Almeida, Artur Duarte Luz de (1867-1939) Fundador da Carbonária Portuguesa em 1897, de que foi Grão-Mestre. Um dos conspiradores do 5 de Outubro, tem de fugir em 1909, regressando a Portugal apenas depois da implantação da República.

Almeida, Celestino Germano Pais de (1861-1922). Médico. Republicano histórico. Almeidista e, depois, liberal. Membro do governo por cinco vezes, nas pastas das colónias e da marinha (1911, 1912, 1916-1917 e 1920-1921).Republicano histórico. Deputado às Constituintes. Ministro das colónias de João Chagas, de 3 de Setembro a 12 de Novembro de 1911. O único almeidista de um ministério dominado por camachistas. Ministro da marinha do governo de Augusto de Vasconcelos, de 12 de Novembro de 1911 a 16 de Junho de 1912. Subsecretário de Estado das colónias no governo de António José de Almeida, de 18 de Maio de 1916 a 25 de Abril de 1917. Ministro da marinha, de 21 de Janeiro a 8 de Março de 1920, no governo de Domingos Pereira. Ministro das colónias, de 24 de Maio a 30 de Agosto de 1921, no governo de Barros Queirós.

Almeida, Filémon da Silveira Duarte de.

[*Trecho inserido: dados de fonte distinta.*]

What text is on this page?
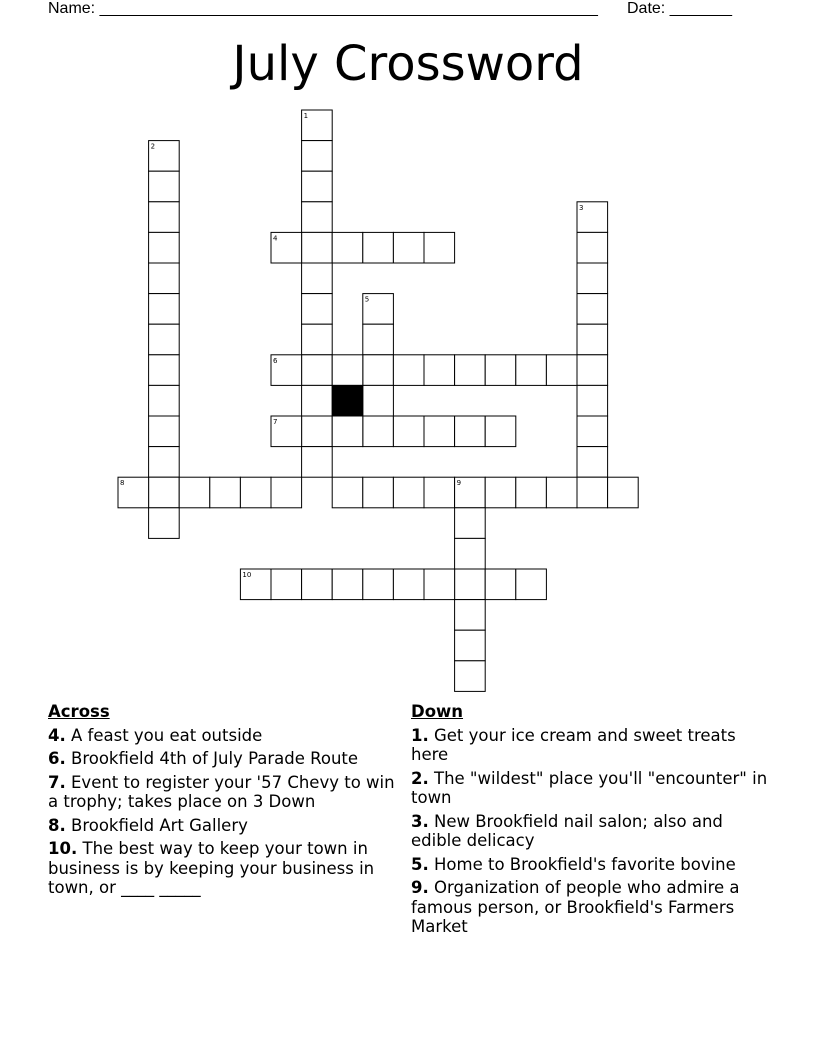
Name: ________________________________________________________ Date: _______
July Crossword
1
2
3
4
5
6
7
8	9
10
Across
4. A feast you eat outside
6. Brookfield 4th of July Parade Route
7. Event to register your '57 Chevy to win a trophy; takes place on 3 Down
8. Brookfield Art Gallery
10. The best way to keep your town in business is by keeping your business in town, or ____ _____
Down
1. Get your ice cream and sweet treats here
2. The "wildest" place you'll "encounter" in town
3. New Brookfield nail salon; also and edible delicacy
5. Home to Brookfield's favorite bovine
9. Organization of people who admire a famous person, or Brookfield's Farmers Market
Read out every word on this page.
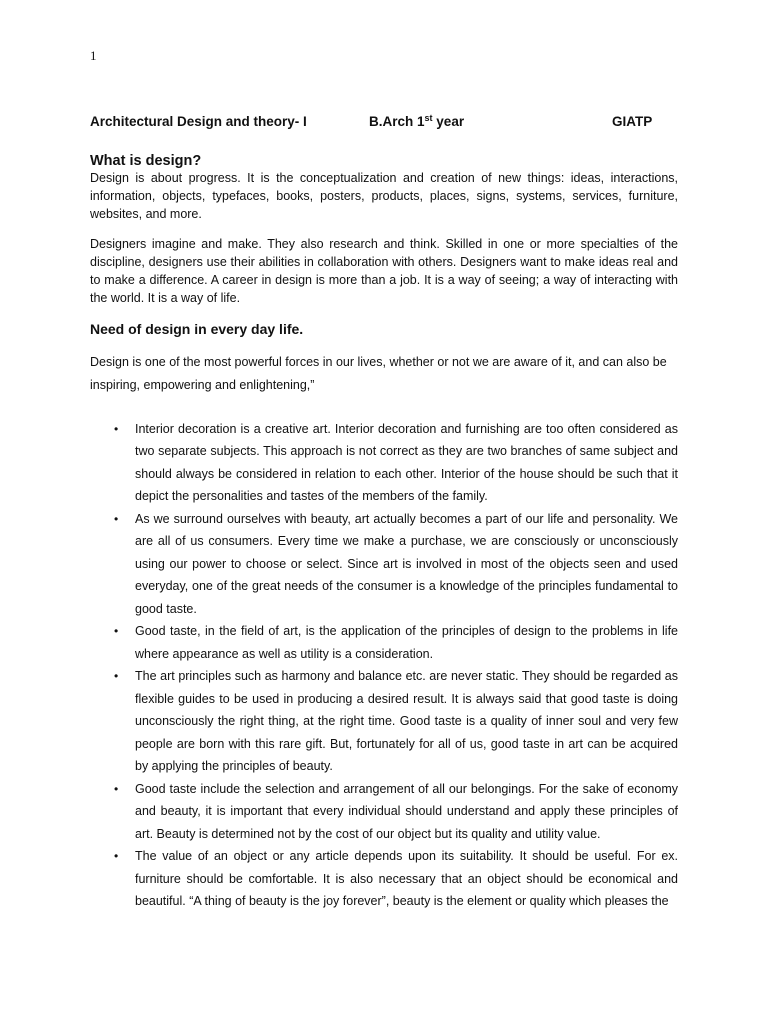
1
Architectural Design and theory- I	B.Arch 1st year	GIATP
What is design?

Design is about progress. It is the conceptualization and creation of new things: ideas, interactions, information, objects, typefaces, books, posters, products, places, signs, systems, services, furniture, websites, and more.

Designers imagine and make. They also research and think. Skilled in one or more specialties of the discipline, designers use their abilities in collaboration with others. Designers want to make ideas real and to make a difference. A career in design is more than a job. It is a way of seeing; a way of interacting with the world. It is a way of life.

Need of design in every day life.

Design is one of the most powerful forces in our lives, whether or not we are aware of it, and can also be inspiring, empowering and enlightening,”

• Interior decoration is a creative art. Interior decoration and furnishing are too often considered as two separate subjects. This approach is not correct as they are two branches of same subject and should always be considered in relation to each other. Interior of the house should be such that it depict the personalities and tastes of the members of the family.
• As we surround ourselves with beauty, art actually becomes a part of our life and personality. We are all of us consumers. Every time we make a purchase, we are consciously or unconsciously using our power to choose or select. Since art is involved in most of the objects seen and used everyday, one of the great needs of the consumer is a knowledge of the principles fundamental to good taste.
• Good taste, in the field of art, is the application of the principles of design to the problems in life where appearance as well as utility is a consideration.
• The art principles such as harmony and balance etc. are never static. They should be regarded as flexible guides to be used in producing a desired result. It is always said that good taste is doing unconsciously the right thing, at the right time. Good taste is a quality of inner soul and very few people are born with this rare gift. But, fortunately for all of us, good taste in art can be acquired by applying the principles of beauty.
• Good taste include the selection and arrangement of all our belongings. For the sake of economy and beauty, it is important that every individual should understand and apply these principles of art. Beauty is determined not by the cost of our object but its quality and utility value.
• The value of an object or any article depends upon its suitability. It should be useful. For ex. furniture should be comfortable. It is also necessary that an object should be economical and beautiful. “A thing of beauty is the joy forever”, beauty is the element or quality which pleases the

Ministro das colónias no governo de António Maria da Silva, de 1 de Julho a 1 de Agosto de 1925.

Almeida, Fortunato de (1869-1933) Formado em direito. Historiador. Professor de liceuA Questão SocialCoimbra, 1893.Subsídios para a História Económica de PortugalPorto, 1920.História da Igreja em PortugalEm seis volumes, 1910-1922.História de PortugalEm seis volumes, 1922-1929.

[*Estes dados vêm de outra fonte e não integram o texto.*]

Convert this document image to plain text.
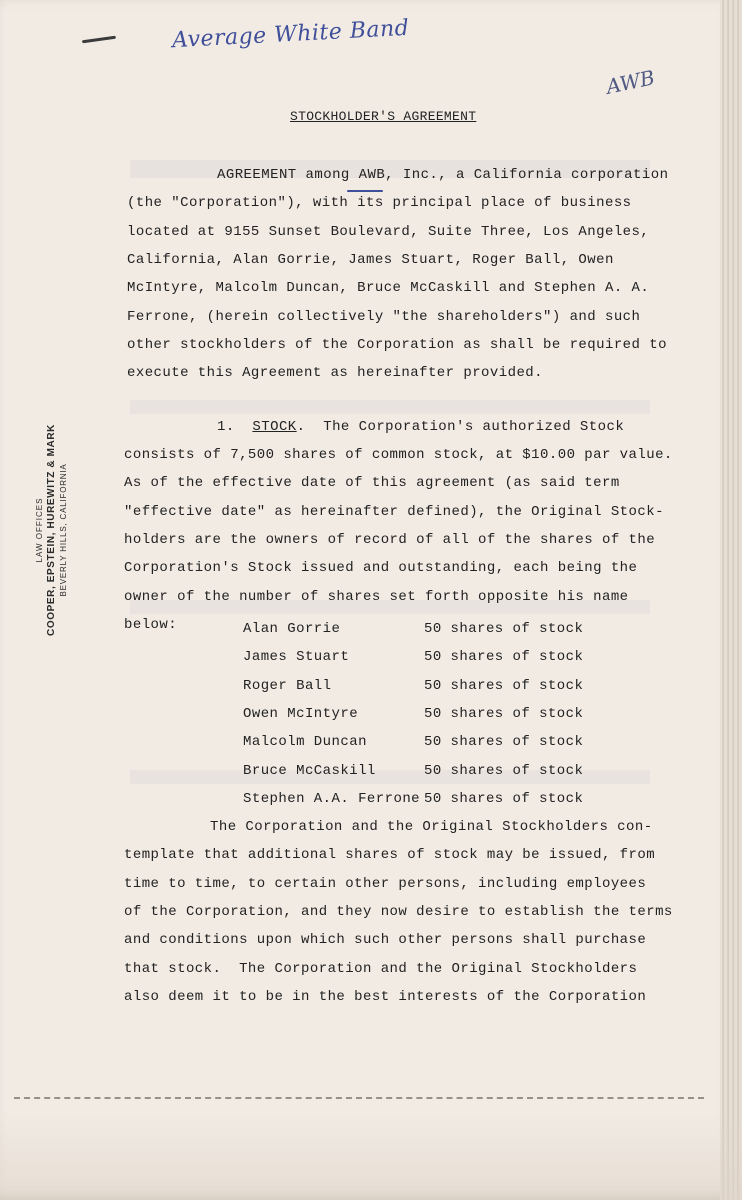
Average White Band
AWB
STOCKHOLDER'S AGREEMENT
AGREEMENT among AWB, Inc., a California corporation
(the "Corporation"), with its principal place of business
located at 9155 Sunset Boulevard, Suite Three, Los Angeles,
California, Alan Gorrie, James Stuart, Roger Ball, Owen
McIntyre, Malcolm Duncan, Bruce McCaskill and Stephen A. A.
Ferrone, (herein collectively "the shareholders") and such
other stockholders of the Corporation as shall be required to
execute this Agreement as hereinafter provided.
1. STOCK.  The Corporation's authorized Stock
consists of 7,500 shares of common stock, at $10.00 par value.
As of the effective date of this agreement (as said term
"effective date" as hereinafter defined), the Original Stock-
holders are the owners of record of all of the shares of the
Corporation's Stock issued and outstanding, each being the
owner of the number of shares set forth opposite his name
below:	Alan Gorrie	50 shares of stock
James Stuart	50 shares of stock
Roger Ball	50 shares of stock
Owen McIntyre	50 shares of stock
Malcolm Duncan	50 shares of stock
Bruce McCaskill	50 shares of stock
Stephen A.A. Ferrone 50 shares of stock
The Corporation and the Original Stockholders con-
template that additional shares of stock may be issued, from
time to time, to certain other persons, including employees
of the Corporation, and they now desire to establish the terms
and conditions upon which such other persons shall purchase
that stock.  The Corporation and the Original Stockholders
also deem it to be in the best interests of the Corporation
LAW OFFICES COOPER, EPSTEIN, HUREWITZ & MARK BEVERLY HILLS, CALIFORNIA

Almeida, Manuel Lacerda de (1890-1930) matemático e astrónomo. Outubrista, do partido radical. Chefe da revolução de Almada de Fevereiro de 1926. Ministro da instrução pública de 22 de Outubro a 5 de Novembro de 1920.

Alpoim, Amâncio de (1889-1948). Deputado centrista em 1918, filiou-se depois no Partido Socialista (1922). Sobrinho de José Maria Alpoim. Advogado, primeiro, no Porto e, depois de 1933, em Lourenço Marques. Foi administrador da Caixa Gera de Depósitos.

Álvares, José Maria (1875-1940) Engenheiro formado em Inglaterra. Ministro da agricultura de 20 a 30 de Novembro de 1920, no governo de Álvaro de Castro. Democrático e reconstituinte, fundador da União dos Interesses Económicos. Presidente da AIP em 1924, sucedendo a Alfredo da Silva. Lança a revista Indústria Portuguesa em 1928. Animador do I Congresso da Indústria Portuguesa de 1933.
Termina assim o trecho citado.